Я скрывался в густой толпе, текущей по тротуару у северного окончания Парк-Сентрал, прохаживаясь от отеля «Плаза» на севере до внушительного здания отеля «Инглатерра» на западе и обратно, вглядываясь в лица пешеходов. Миновало несколько минут, и я уже был почти уверен, что Дельгадо вновь сдвоил след, вышел у «Бакарди-Билдинг» и исчез, когда на тротуаре напротив Гран-Театро появился Сантьяго. Он размахивал своим красным платком.
Я бегом спустился по улице. Мальчик указывал на юг в сторону точной копии вашингтонского Капитолия.
— Он вошел в Капитолио Насиональ, сеньор Лукас.
— Молодец, Сантьяго, — сказал я, хлопнув по его тощему плечу. — Оставайся здесь.
Я вошел в Капитолий, прошагал гулкими коридорами, миновав ромб в полу вестибюля, который считался географическим центром Гаваны. Центральный коридор был пуст, однако в одном из боковых послышался стук захлопнувшейся двери. Я двинулся туда, мягко ступая туфлями, в которых плавал на яхте, и стараясь, чтобы их подошвы не скрипели на полированном полу. Помедлив у стеклянной двери с морозным узором, я приоткрыл ее, заглянул в щелку и увидел, как в двадцати шагах от меня в тускло освещенном проходе мелькает парусиновый костюм Дельгадо. Внезапно он развернулся, но я успел притворить дверь.
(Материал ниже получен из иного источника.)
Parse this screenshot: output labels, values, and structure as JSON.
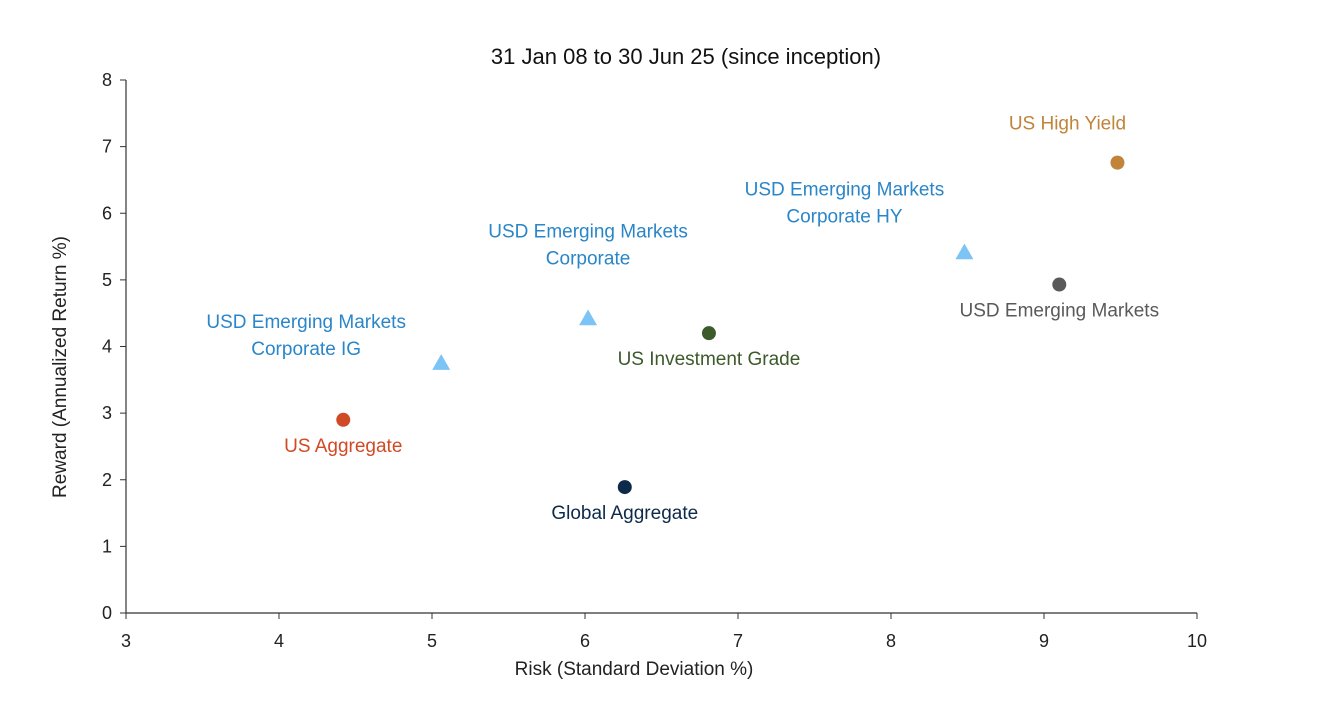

До сих пор я думал, что он остановится в конце коридора, проверяя, не следят ли за ним, но теперь, кажется, догадывался, куда он направляется.
Я поспешно вернулся в вестибюль, взбежал по мраморным ступеням на второй этаж и быстрым шагом направился в восточное крыло здания, по пути дергая ручки дверей, пока не нашел незапертую, и очутился на балконе Национального музея естественных наук. Он являл собой жалкую пародию на музей, большинство его витрин пустовали, в оставшихся были выставлены плохо набитые чучела животных с пыльными стеклянными глазами, однако именно здесь Дельгадо было удобнее всего следить за тем, что происходит за его спиной, разглядывая отражения в стеклах. Я перемещался по балкону, пока не увидел его белые туфли в южной части главного выставочного зала, и быстро отступил назад, затаив дыхание.